Wildwood Trust’s vision is to restore Britain’s land to its natural state. This involves re leasing large wild herbivores and developing conservation grazing systems to restore natural ecological processes to help Britain team with wildlife again.
After the screening, writer and broadcaster Polly Toynbee moderated a discussion about the issues raised by the film. Wildwood Trust chief executive Peter Smith said the film struck a chord with the audience and is determined to drive his message home attending another major screening in Brighton, at the town’s Dome Theatre on May 6th
Ms Redgrave will be there, along with her director son Carlo Nero, who made the film.
It will be followed by another discussion on the land tax changes Mr Smith proposes.
Joining them will be the debate chairman Professor Sir Richard Jolly from the United Nations and Unesco, along with contributors to the film including economist Fred Harrison, environmental lawyer Polly Higgins, and farmer and land owner Dr Duncan Pickard.

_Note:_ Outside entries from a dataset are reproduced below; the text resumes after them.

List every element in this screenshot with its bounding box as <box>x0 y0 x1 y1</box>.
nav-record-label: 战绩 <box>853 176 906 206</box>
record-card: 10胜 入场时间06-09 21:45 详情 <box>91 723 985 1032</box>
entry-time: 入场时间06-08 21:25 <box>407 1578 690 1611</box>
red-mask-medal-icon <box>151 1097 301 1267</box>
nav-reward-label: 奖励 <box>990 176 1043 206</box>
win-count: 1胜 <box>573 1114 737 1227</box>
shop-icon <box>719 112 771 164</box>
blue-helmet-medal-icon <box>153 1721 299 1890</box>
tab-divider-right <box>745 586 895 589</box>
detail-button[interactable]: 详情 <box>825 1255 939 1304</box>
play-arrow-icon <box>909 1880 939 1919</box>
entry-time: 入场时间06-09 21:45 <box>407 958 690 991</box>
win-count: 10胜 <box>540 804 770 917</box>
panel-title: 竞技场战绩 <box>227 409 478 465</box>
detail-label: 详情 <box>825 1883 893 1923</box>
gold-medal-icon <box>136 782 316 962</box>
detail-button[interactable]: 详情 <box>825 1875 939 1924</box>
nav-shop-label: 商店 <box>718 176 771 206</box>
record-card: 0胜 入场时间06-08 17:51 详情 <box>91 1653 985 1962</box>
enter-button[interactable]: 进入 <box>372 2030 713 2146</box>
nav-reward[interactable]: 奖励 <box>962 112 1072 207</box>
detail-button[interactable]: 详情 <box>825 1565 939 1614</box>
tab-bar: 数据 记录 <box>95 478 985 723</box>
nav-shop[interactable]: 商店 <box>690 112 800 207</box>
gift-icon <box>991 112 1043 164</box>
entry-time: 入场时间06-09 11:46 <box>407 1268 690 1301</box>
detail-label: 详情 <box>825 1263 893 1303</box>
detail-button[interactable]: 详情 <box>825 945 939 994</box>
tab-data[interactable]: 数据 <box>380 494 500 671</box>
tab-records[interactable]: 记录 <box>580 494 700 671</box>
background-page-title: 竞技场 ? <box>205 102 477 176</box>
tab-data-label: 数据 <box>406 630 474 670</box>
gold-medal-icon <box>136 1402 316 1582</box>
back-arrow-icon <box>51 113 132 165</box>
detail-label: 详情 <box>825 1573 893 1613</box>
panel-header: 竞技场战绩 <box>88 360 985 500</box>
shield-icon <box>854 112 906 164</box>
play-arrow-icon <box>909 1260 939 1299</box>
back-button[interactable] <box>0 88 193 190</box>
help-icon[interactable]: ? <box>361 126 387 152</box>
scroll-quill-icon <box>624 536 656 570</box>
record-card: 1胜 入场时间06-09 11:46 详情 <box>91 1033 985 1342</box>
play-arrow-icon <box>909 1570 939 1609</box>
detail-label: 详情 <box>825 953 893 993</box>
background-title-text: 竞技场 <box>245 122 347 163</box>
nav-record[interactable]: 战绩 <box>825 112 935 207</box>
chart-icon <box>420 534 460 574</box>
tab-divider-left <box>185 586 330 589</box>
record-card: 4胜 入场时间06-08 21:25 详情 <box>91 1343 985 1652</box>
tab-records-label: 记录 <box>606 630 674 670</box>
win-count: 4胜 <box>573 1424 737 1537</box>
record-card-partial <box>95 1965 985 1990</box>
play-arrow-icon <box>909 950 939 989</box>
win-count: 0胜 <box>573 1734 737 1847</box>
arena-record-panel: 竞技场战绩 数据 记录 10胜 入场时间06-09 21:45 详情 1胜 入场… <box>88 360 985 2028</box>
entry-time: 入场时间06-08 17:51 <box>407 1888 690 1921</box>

The Killing Fields documentary explores the fragile relationship between wildlife, land, taxation and law in Britain and Europe.
Mr Smith said it makes a powerful case for sweeping reforms and argues the only long-term solution to our conservation crisis is to put real value on nature’s assets.
He said: Winston Churchill was a fan of the land value tax, but it was voted out by the House of Lords because they realised it was them who would suffer the most.
“A land tax would replace income tax. This means anyone who owned land would have to make the absolutely most of it to ensure they could afford it.
“Derelict buildings would be developed and my favourite part, farmers would stop trying to farm impossibly difficult land and that would be allowed to return to nature. If this happened around the world, it would save huge areas of land for nature.”